Inhibition of p38 MAPK Reduces Ionizing Radiation (IR)-Induced Hematopoietic Suppression by Preventing Hematopoietic Stem/Progenitor Cell Senescence.

Abstract

Bone marrow (BM) suppression is the most common dose-limiting side effect of conventional cancer therapy, particularly with certain alkylating agents and/or ionizing radiation (IR). It has been shown that p38 mitogen-activated protein kinase (p38 MAPK) plays a critical role in regulation of hematopoiesis and its activation mediates IR- and chemotherapy-induced cell injury and oxidative stress-induced hematopoietic stem cell (HSC) exhaustion. Therefore, we examined the role of p38 MAPK in radiation-induced BM injury. First, we monitored the activation of p38 MAPK in BM hematopoietic cells at different time after exposure to IR using our well-established long-term BM cell culture (LTBMC) model system. The activation of p38 MAPK was detected within 24 hours after BM hematopoietic cells were exposed to 4 Gy IR and this activation sustained up to 5 weeks after radiation. Inhibition of p38 MAPK activity with a p38 MAPK specific inhibitor (SB202190) attenuated IR-induced suppression of the hematopoietic function of BM hematopoietic cells in an in vitro colony forming cell (CFC) assay.
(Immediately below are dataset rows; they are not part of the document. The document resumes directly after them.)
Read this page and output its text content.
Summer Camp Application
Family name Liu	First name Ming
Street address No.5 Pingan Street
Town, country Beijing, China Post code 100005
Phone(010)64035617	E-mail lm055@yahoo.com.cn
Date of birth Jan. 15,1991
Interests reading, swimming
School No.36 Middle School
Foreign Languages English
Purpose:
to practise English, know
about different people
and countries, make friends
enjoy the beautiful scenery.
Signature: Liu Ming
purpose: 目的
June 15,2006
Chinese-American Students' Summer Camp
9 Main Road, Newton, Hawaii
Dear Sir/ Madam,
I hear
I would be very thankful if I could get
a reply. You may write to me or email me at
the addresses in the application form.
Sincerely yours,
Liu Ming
Moreover, the number of hematopoietic progenitor cells produced by SB202190-treated BM cells was significantly greater than that by the cells without SB202190 treatment after exposure to IR and followed by a five-week LTBMC. Interestingly, p38 MAPK inhibition showed no effect on IR-induced apoptosis in both HSCs and hematopoietic progenitor cells (HPCs), whereas the radioprotection effect of SB202190 was associated with a significantly reduction of p16INK4a expression and senescence-associated β-galactosidase (SA-β-Gal) activity in irradiated BM cells after five weeks of LTBMC. These findings suggest that activation of p38 MAPK may mediate IR-induced hematopoietic suppression by induction of hematopoietic stem/progenitor cell senescence and pharmacological inhibition of the p38 MAPK pathway may have the potential to be developed as an innovatively therapeutic strategy to ameliorate IR- and chemotherapy-induced BM toxicity.